Identity and Security

Fourth quarter 2005 highlights:

Very strong growth, driven by Government ID and Corporate Security projects.
On-going roll-out of e-passports in Singapore, Sweden and Norway.

Strong growth was driven by a substantial increase in Government ID projects, notably in the Middle East, and Corporate Security projects, particularly in the United States, in addition to those from Setec.

Outlook

The Group continues to see strong momentum in its core segments and will maintain its focus on cost efficiency.

Gemplus confirms that it is firmly on track to realize its mid-term objective to achieve a 10% operating margin in 2007.

The Group remains confident in its ability to further strongly improve its operating income in 2006 taking into account the usual seasonality effect of stronger organic growth in the second half than in the first half.

Gemplus also continues to expect the Financial Services and ID & Security segments to turn profitable in 2006.

Fourth Quarter 2005 Business Highlights

Telecom

During the fourth quarter 2005, Orange included in its Orange Intense campaign a bundle of multimedia services for the youth segment with SIM+. This was the first commercial launch of Gemplus's multimedia SIMs and endorsed its strategy to bring SIM cards into the multimedia era.

Within a record time of nine months, Gemplus went from proof of concept to commercial deployment for a range of SIMs, with one of the most advanced mobile operators.

Gemplus was also selected by Optimus Portugal for its device management solution, GemConnect Device Manager, to improve customer care and boost data traffic.

Financial Services

In China, Gemplus was the first smart card manufacturer to deliver chip banking cards for ICBC's EMV migration.
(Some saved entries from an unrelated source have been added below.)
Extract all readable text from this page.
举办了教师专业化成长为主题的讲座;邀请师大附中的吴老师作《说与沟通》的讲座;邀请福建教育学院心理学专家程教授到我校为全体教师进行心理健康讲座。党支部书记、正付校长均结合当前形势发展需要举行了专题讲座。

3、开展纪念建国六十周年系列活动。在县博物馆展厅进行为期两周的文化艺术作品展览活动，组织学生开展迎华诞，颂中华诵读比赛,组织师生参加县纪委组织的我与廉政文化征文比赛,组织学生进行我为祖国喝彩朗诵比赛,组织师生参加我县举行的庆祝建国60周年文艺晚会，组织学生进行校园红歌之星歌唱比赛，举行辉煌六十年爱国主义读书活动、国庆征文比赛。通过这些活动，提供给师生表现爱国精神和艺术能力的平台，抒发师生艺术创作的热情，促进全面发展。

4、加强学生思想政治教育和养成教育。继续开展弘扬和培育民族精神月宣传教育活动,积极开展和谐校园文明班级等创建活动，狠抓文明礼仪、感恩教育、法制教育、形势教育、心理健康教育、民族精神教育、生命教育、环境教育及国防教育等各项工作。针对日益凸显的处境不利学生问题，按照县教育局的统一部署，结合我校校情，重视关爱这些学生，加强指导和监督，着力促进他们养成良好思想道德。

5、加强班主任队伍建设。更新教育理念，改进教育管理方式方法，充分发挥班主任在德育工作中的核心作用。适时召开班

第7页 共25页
The cards were produced locally by Gemplus's joint venture with Goldpac and complied with MasterCard specifications, MCHIP/4.0.

Gemplus also announced the launch of a new range of products designed to help card issuers differentiate their service offerings and attract new clients. The Caisse d'Epargne was one of the first banks to deploy this marketing strategy in France, with the roll-out of mandarin-tinted transparent cards targeted at young customers.

Within the contactless segment, Gemplus moved forward with the delivery in the USA of GemInstant cards for MasterCard PayPass contactless payment to one of the top ten leading banks in North America.

Gemplus was also the first smart card manufacturer to achieve the certification for the MasterCard OneSMART Chip Authentication Program for its GemAuthenticate server, which enables financial institutions to secure customer access to online banking services and online purchases using two-factor authentication.

Identity and Security

For the enterprise security sector, Gemplus was selected by Pfizer to deploy Gemplus's SafesITe solution for network access and digital signature. Gemplus has shipped over 100,000 cards to Pfizer as part of its Global Identity Services program.

Lastly, in a recent report by Frost & Sullivan, Gemplus came out top in the smart card readers and chipsets segment, with a 34.8% share in 2004, up from 20.8% in 2003 (Source Frost & Sullivan, January 2006).

Research and Development

Gemplus R&D teams were rewarded for their innovation with the win of the Sesames 2005 award for Best Software at the Cartes 2005 Conference and Exhibition. Gemplus innovated with the most compact implementation of the .NET platform for networked secure devices, such as USB dongles, secure MMC and smart cards.